Some of our current work here at jive involves building systems which involve a bunch of logical services, each hosted in multiple processes per service. Knowing the state of the system involves using multiple methods to gather a gestalt sense of healthy or unhealthy. One simple method we use is to have a 'status' rest endpoint hosted by every service instance. In implementing the code backing this endpoint, we were faced with the questions of what exactly does it mean to be unhealthy, and what flavors of unhealthy do we need to differentiate? It was simple and obvious until we actually had to think about it. Here's what we came up with for states that would fail this simple status-check-via-rest-call:
Before we even access the status endpoint of a service there are a couple failures we can trap:
1. Process down. That's the most obvious one, right? If it's dead, that's bad. But what if it's being restarted as part of a deploy? Our status check will return false if we can't connect to the endpoint, but to avoid false failure alerts we have to coordinate between deploys and status check timing.

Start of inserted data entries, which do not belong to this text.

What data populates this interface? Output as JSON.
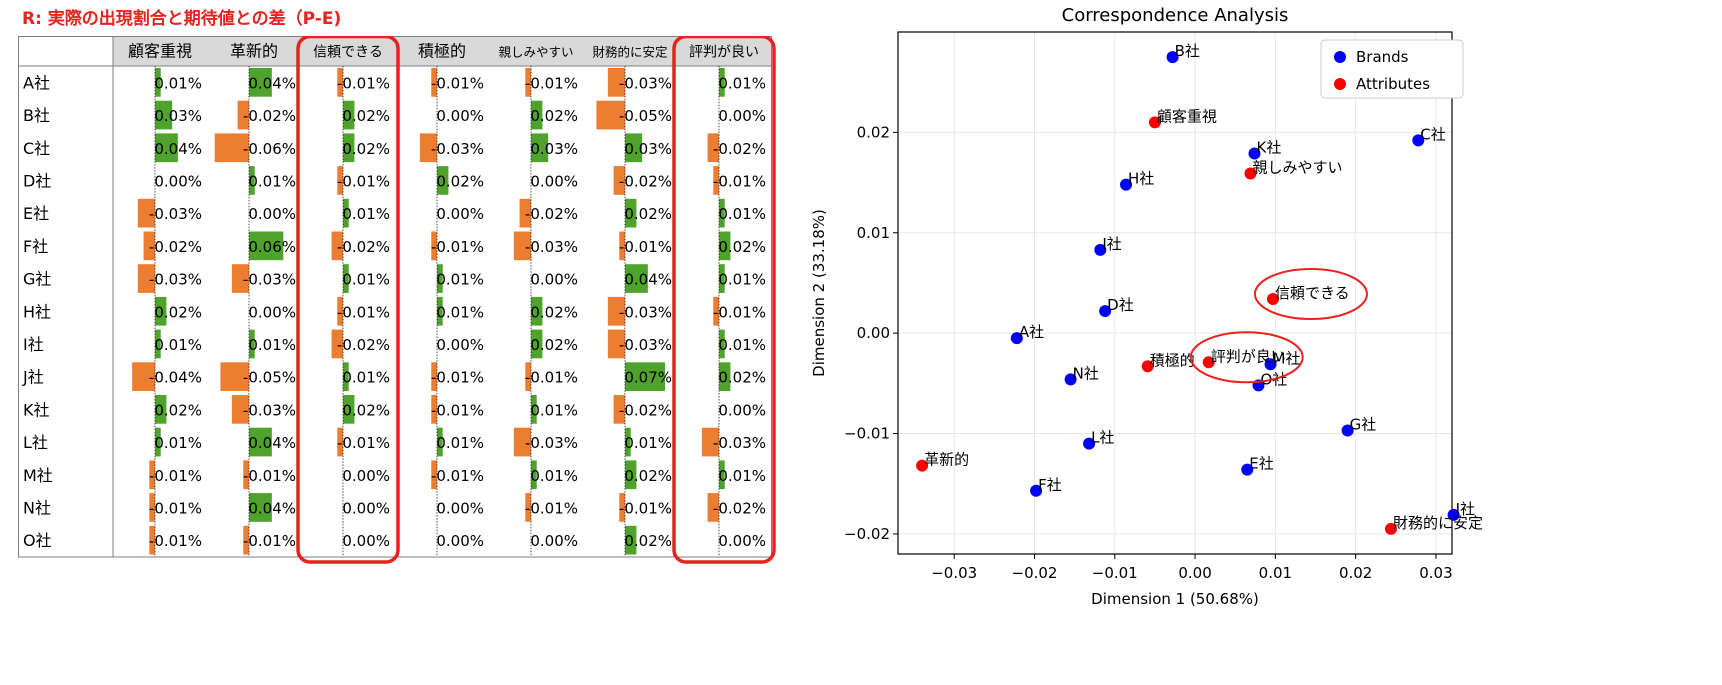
{
  "table": {
    "title": "R: 実際の出現割合と期待値との差（P-E)",
    "columns": [
      "顧客重視",
      "革新的",
      "信頼できる",
      "積極的",
      "親しみやすい",
      "財務的に安定",
      "評判が良い"
    ],
    "highlighted_columns": [
      "信頼できる",
      "評判が良い"
    ],
    "colors": {
      "positive": "#4fa32d",
      "negative": "#ed7d31",
      "highlight": "#e8221e",
      "header_bg": "#d9d9d9"
    },
    "rows": [
      {
        "label": "A社",
        "cells": [
          "0.01%",
          "0.04%",
          "-0.01%",
          "-0.01%",
          "-0.01%",
          "-0.03%",
          "0.01%"
        ],
        "values": [
          0.01,
          0.04,
          -0.01,
          -0.01,
          -0.01,
          -0.03,
          0.01
        ]
      },
      {
        "label": "B社",
        "cells": [
          "0.03%",
          "-0.02%",
          "0.02%",
          "0.00%",
          "0.02%",
          "-0.05%",
          "0.00%"
        ],
        "values": [
          0.03,
          -0.02,
          0.02,
          0.0,
          0.02,
          -0.05,
          0.0
        ]
      },
      {
        "label": "C社",
        "cells": [
          "0.04%",
          "-0.06%",
          "0.02%",
          "-0.03%",
          "0.03%",
          "0.03%",
          "-0.02%"
        ],
        "values": [
          0.04,
          -0.06,
          0.02,
          -0.03,
          0.03,
          0.03,
          -0.02
        ]
      },
      {
        "label": "D社",
        "cells": [
          "0.00%",
          "0.01%",
          "-0.01%",
          "0.02%",
          "0.00%",
          "-0.02%",
          "-0.01%"
        ],
        "values": [
          0.0,
          0.01,
          -0.01,
          0.02,
          0.0,
          -0.02,
          -0.01
        ]
      },
      {
        "label": "E社",
        "cells": [
          "-0.03%",
          "0.00%",
          "0.01%",
          "0.00%",
          "-0.02%",
          "0.02%",
          "0.01%"
        ],
        "values": [
          -0.03,
          0.0,
          0.01,
          0.0,
          -0.02,
          0.02,
          0.01
        ]
      },
      {
        "label": "F社",
        "cells": [
          "-0.02%",
          "0.06%",
          "-0.02%",
          "-0.01%",
          "-0.03%",
          "-0.01%",
          "0.02%"
        ],
        "values": [
          -0.02,
          0.06,
          -0.02,
          -0.01,
          -0.03,
          -0.01,
          0.02
        ]
      },
      {
        "label": "G社",
        "cells": [
          "-0.03%",
          "-0.03%",
          "0.01%",
          "0.01%",
          "0.00%",
          "0.04%",
          "0.01%"
        ],
        "values": [
          -0.03,
          -0.03,
          0.01,
          0.01,
          0.0,
          0.04,
          0.01
        ]
      },
      {
        "label": "H社",
        "cells": [
          "0.02%",
          "0.00%",
          "-0.01%",
          "0.01%",
          "0.02%",
          "-0.03%",
          "-0.01%"
        ],
        "values": [
          0.02,
          0.0,
          -0.01,
          0.01,
          0.02,
          -0.03,
          -0.01
        ]
      },
      {
        "label": "I社",
        "cells": [
          "0.01%",
          "0.01%",
          "-0.02%",
          "0.00%",
          "0.02%",
          "-0.03%",
          "0.01%"
        ],
        "values": [
          0.01,
          0.01,
          -0.02,
          0.0,
          0.02,
          -0.03,
          0.01
        ]
      },
      {
        "label": "J社",
        "cells": [
          "-0.04%",
          "-0.05%",
          "0.01%",
          "-0.01%",
          "-0.01%",
          "0.07%",
          "0.02%"
        ],
        "values": [
          -0.04,
          -0.05,
          0.01,
          -0.01,
          -0.01,
          0.07,
          0.02
        ]
      },
      {
        "label": "K社",
        "cells": [
          "0.02%",
          "-0.03%",
          "0.02%",
          "-0.01%",
          "0.01%",
          "-0.02%",
          "0.00%"
        ],
        "values": [
          0.02,
          -0.03,
          0.02,
          -0.01,
          0.01,
          -0.02,
          0.0
        ]
      },
      {
        "label": "L社",
        "cells": [
          "0.01%",
          "0.04%",
          "-0.01%",
          "0.01%",
          "-0.03%",
          "0.01%",
          "-0.03%"
        ],
        "values": [
          0.01,
          0.04,
          -0.01,
          0.01,
          -0.03,
          0.01,
          -0.03
        ]
      },
      {
        "label": "M社",
        "cells": [
          "-0.01%",
          "-0.01%",
          "0.00%",
          "-0.01%",
          "0.01%",
          "0.02%",
          "0.01%"
        ],
        "values": [
          -0.01,
          -0.01,
          0.0,
          -0.01,
          0.01,
          0.02,
          0.01
        ]
      },
      {
        "label": "N社",
        "cells": [
          "-0.01%",
          "0.04%",
          "0.00%",
          "0.00%",
          "-0.01%",
          "-0.01%",
          "-0.02%"
        ],
        "values": [
          -0.01,
          0.04,
          0.0,
          0.0,
          -0.01,
          -0.01,
          -0.02
        ]
      },
      {
        "label": "O社",
        "cells": [
          "-0.01%",
          "-0.01%",
          "0.00%",
          "0.00%",
          "0.00%",
          "0.02%",
          "0.00%"
        ],
        "values": [
          -0.01,
          -0.01,
          0.0,
          0.0,
          0.0,
          0.02,
          0.0
        ]
      }
    ]
  },
  "chart_data": [
    {
      "type": "table",
      "title": "R: 実際の出現割合と期待値との差（P-E)",
      "columns": [
        "顧客重視",
        "革新的",
        "信頼できる",
        "積極的",
        "親しみやすい",
        "財務的に安定",
        "評判が良い"
      ],
      "row_labels": [
        "A社",
        "B社",
        "C社",
        "D社",
        "E社",
        "F社",
        "G社",
        "H社",
        "I社",
        "J社",
        "K社",
        "L社",
        "M社",
        "N社",
        "O社"
      ],
      "unit": "%"
    },
    {
      "type": "scatter",
      "title": "Correspondence Analysis",
      "xlabel": "Dimension 1 (50.68%)",
      "ylabel": "Dimension 2 (33.18%)",
      "xlim": [
        -0.037,
        0.032
      ],
      "ylim": [
        -0.022,
        0.03
      ],
      "xticks": [
        -0.03,
        -0.02,
        -0.01,
        0.0,
        0.01,
        0.02,
        0.03
      ],
      "xtick_labels": [
        "−0.03",
        "−0.02",
        "−0.01",
        "0.00",
        "0.01",
        "0.02",
        "0.03"
      ],
      "yticks": [
        -0.02,
        -0.01,
        0.0,
        0.01,
        0.02
      ],
      "ytick_labels": [
        "−0.02",
        "−0.01",
        "0.00",
        "0.01",
        "0.02"
      ],
      "grid": true,
      "legend_position": "top-right",
      "series": [
        {
          "name": "Brands",
          "color": "#0000ff",
          "points": [
            {
              "label": "A社",
              "x": -0.0222,
              "y": -0.0005
            },
            {
              "label": "B社",
              "x": -0.0028,
              "y": 0.0275
            },
            {
              "label": "C社",
              "x": 0.0278,
              "y": 0.0192
            },
            {
              "label": "D社",
              "x": -0.0112,
              "y": 0.0022
            },
            {
              "label": "E社",
              "x": 0.0065,
              "y": -0.0136
            },
            {
              "label": "F社",
              "x": -0.0198,
              "y": -0.0157
            },
            {
              "label": "G社",
              "x": 0.019,
              "y": -0.0097
            },
            {
              "label": "H社",
              "x": -0.0086,
              "y": 0.0148
            },
            {
              "label": "I社",
              "x": -0.0118,
              "y": 0.0083
            },
            {
              "label": "J社",
              "x": 0.0322,
              "y": -0.0181
            },
            {
              "label": "K社",
              "x": 0.0074,
              "y": 0.0179
            },
            {
              "label": "L社",
              "x": -0.0132,
              "y": -0.011
            },
            {
              "label": "M社",
              "x": 0.0094,
              "y": -0.0031
            },
            {
              "label": "N社",
              "x": -0.0155,
              "y": -0.0046
            },
            {
              "label": "O社",
              "x": 0.0079,
              "y": -0.0052
            }
          ]
        },
        {
          "name": "Attributes",
          "color": "#ff0000",
          "points": [
            {
              "label": "顧客重視",
              "x": -0.005,
              "y": 0.021
            },
            {
              "label": "革新的",
              "x": -0.034,
              "y": -0.0132
            },
            {
              "label": "信頼できる",
              "x": 0.0097,
              "y": 0.0034
            },
            {
              "label": "積極的",
              "x": -0.0059,
              "y": -0.0033
            },
            {
              "label": "親しみやすい",
              "x": 0.0069,
              "y": 0.0159
            },
            {
              "label": "財務的に安定",
              "x": 0.0244,
              "y": -0.0195
            },
            {
              "label": "評判が良い",
              "x": 0.0017,
              "y": -0.0029
            }
          ]
        }
      ],
      "highlight_circles": [
        "信頼できる",
        "評判が良い"
      ],
      "highlight_color": "#e8221e"
    }
  ]
}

2. Process is there, but the request for status itself times out. If the service can't serve an http request, that's also bad. It may not be any fault of the code or the host it's running on, it just might be overloaded, and the real problem is we need to stand up more of them.
Now on to the states which the status call implementation reports:
1. Request processing latency mean is over some configured threshold. Some of our services process rest calls, others read a stream of events off of a bus. Each of these types consumers track a round trip latency metric that we can use for this check.

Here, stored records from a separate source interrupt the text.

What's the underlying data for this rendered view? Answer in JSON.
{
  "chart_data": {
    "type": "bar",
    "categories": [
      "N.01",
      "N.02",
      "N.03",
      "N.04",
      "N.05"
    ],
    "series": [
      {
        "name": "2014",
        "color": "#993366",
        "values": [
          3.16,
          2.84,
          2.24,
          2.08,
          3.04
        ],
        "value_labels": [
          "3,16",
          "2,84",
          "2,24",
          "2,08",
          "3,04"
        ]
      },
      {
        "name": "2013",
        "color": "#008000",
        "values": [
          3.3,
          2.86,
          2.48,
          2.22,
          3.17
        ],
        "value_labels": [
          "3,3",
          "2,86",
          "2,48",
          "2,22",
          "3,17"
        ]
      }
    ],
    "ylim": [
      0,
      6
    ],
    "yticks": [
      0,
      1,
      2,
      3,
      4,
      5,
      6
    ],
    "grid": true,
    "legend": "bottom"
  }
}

2. Error level messages have been logged in the past X seconds. The idea here is that if any code in the service knows there is a problem, it will log it, so the fact an error level log message went out means something somewhere thinks it is unhealthy. Using this check also has a couple side effects. First, it eases the first step an ops or dev (or devops) person goes through when looking for trouble: figuring out whose logs to look at. When you have 50 logs to pick from it's nice to know up front which have recent errors. Second, if a developer logs at error level when they shouldn't, those messages are going to trip alerts and someone will come ask them about it. It's a good incentive to be conscientious about what log levels you use.
3. Error level messages have been logged while trying to interact with some other part of the system in the past X seconds. This is exactly the same as the previous check, but is a way for a service to indicate the difference between "I have problems" and "Something I rely on has problems." For example, if there is failure problem connecting to HBase, or Kafka, or making a rest call to some other service, the resultant error level log messages will be indicated separately. This helps us follow a chain of failures to the source of the problem.
4. Inability to log, send metrics, or send service announcements to indicate presence. We rely on a service being able to do these basic things to participated in the system, so inability to do them results in a status check failure.
5. Percentage of time spent in GC is over some configured threshold. Often we go to gc logs to see what's going on with a slow process, and this check gives us an indication of whether there might be a reason to look there.
In short, we've decided to track:
3. Upset about itself
4. Upset about something else
5. Cut off from the rest of the system
6. Memory problems
Any service can add its own health checks which target some application specific state, but these are standard across all of them. They give us an indication not only that something is wrong, but just as important, they can point us in an initial direction when doing a root cause analysis.